Give us some men who will DEFEND the truth.

And the weak women the enemy seeks to capture.

And the strong women who should be protected, working safely away from the line of fire to support the troops and nurse the casualties back to health.

Give us men who will…

…thoroughly vet any curricula, books, or materials used by their church’s Bible study classes.

…train all of their church’s teachers to properly handle and exegete the word of God.

…take a close look at the authors of the books and blogs their wives or church members are reading and the speakers at the conferences and retreats they’re attending.

…examine the doctrine of the singers their daughters or youth listen to and the leaders of the youth camps they attend.

…speak out with godly boldness (not jerkiness- godly boldness) against false doctrine and false teachers on social media, in Sunday School, in the sanctuary, in their homes, and in every arena in which they have influence.
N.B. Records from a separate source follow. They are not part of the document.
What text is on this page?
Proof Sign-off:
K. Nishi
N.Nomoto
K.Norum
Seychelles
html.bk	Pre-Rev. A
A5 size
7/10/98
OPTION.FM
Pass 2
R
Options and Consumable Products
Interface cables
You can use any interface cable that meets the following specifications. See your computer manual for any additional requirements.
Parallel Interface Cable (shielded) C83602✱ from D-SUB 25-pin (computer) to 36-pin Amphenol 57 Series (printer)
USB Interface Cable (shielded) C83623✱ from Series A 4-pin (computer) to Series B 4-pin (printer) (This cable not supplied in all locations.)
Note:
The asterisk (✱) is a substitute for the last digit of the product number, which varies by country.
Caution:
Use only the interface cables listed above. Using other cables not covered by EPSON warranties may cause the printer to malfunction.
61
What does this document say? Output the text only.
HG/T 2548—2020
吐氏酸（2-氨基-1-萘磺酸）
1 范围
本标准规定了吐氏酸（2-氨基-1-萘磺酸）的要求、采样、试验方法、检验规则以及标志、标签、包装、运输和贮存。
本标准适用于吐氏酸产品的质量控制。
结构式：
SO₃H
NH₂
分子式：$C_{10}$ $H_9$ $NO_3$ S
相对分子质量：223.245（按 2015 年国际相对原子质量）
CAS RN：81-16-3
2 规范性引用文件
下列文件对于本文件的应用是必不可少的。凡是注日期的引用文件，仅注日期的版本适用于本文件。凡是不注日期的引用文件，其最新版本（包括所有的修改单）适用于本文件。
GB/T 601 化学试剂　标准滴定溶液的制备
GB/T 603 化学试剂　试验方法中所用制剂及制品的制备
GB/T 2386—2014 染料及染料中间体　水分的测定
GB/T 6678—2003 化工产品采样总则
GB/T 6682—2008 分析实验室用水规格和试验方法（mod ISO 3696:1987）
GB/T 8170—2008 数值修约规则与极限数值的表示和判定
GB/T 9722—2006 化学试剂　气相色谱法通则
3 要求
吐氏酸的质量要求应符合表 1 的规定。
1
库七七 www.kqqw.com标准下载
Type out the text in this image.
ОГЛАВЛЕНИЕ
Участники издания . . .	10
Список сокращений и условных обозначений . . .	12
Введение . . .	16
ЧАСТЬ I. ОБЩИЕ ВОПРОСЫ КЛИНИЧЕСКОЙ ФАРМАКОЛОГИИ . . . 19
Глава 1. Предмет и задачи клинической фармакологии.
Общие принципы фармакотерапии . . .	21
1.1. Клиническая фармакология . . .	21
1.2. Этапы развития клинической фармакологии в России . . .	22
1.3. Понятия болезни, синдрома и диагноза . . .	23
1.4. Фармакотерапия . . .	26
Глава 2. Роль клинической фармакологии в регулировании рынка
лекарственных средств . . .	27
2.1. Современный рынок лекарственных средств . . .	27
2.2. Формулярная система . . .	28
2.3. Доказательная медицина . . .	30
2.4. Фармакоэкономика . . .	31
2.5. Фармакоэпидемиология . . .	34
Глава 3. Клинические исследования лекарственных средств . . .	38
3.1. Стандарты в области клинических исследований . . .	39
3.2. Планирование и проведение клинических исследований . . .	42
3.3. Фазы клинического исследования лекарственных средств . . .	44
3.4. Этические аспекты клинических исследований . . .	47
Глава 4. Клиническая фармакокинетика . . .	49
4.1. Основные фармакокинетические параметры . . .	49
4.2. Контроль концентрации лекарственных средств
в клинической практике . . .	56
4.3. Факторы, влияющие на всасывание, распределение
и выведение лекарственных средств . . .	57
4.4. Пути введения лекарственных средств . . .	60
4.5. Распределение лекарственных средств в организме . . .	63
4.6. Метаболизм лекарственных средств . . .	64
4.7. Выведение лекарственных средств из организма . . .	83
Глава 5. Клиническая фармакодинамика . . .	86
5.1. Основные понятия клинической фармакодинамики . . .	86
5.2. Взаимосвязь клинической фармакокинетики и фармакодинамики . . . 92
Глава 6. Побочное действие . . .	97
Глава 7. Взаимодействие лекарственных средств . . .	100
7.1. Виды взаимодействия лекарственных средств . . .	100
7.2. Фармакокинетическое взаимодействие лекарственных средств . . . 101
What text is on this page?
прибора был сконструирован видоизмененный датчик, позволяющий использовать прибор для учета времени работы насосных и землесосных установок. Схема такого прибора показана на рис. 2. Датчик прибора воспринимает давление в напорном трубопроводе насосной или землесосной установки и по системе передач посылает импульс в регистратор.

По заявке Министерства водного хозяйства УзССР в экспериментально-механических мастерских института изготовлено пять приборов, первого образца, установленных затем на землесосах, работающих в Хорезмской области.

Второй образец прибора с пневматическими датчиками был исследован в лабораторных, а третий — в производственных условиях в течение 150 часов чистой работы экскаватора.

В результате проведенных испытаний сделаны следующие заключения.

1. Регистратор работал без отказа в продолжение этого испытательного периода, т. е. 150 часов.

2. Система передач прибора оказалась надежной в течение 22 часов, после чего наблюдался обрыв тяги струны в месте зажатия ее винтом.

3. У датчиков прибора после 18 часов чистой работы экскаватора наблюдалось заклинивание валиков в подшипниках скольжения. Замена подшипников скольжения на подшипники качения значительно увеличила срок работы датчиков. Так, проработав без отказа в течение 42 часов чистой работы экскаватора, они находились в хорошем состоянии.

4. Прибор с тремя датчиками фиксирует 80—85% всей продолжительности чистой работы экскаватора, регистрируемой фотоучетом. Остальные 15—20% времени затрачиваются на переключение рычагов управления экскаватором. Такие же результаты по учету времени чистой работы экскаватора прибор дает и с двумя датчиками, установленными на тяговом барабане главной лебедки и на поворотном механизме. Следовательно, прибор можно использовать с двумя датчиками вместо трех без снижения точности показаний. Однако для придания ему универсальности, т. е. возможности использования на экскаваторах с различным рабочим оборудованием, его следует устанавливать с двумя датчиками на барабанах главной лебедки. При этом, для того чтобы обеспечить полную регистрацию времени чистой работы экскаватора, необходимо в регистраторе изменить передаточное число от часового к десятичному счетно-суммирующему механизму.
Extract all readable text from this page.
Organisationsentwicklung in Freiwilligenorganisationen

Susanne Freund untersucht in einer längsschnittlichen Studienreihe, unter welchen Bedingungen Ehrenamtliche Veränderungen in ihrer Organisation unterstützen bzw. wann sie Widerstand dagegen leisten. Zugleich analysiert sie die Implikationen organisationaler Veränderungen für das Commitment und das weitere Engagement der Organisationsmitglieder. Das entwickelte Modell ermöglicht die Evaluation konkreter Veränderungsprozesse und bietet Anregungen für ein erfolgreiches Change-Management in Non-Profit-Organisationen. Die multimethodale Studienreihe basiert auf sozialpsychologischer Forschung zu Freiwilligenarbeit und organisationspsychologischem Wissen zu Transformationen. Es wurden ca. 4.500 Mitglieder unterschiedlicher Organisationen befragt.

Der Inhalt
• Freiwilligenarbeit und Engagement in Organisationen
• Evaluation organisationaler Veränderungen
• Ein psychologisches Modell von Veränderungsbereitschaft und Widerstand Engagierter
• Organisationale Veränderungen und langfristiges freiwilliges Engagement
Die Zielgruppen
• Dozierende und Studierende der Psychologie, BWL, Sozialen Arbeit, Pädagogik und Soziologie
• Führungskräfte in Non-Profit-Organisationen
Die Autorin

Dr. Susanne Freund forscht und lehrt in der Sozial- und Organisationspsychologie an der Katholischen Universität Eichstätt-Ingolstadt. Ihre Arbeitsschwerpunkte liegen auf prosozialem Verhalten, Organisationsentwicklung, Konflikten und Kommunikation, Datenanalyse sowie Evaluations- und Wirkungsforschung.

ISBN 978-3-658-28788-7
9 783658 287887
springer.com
…join the few brave brothers who are already standing in the gap to present a united front to ward off the enemy.

Godly men on active duty in their churches, homes, and in the public square are out there. I’m privileged to know several. But they need a bigger band of brothers to join them in fighting the good fight.

We need men who will gird up, gear up, and stand up. Because some women in combat are wounded, battle fatigued, and in need of some R&R. And we can’t keep fighting this battle without a few more good men.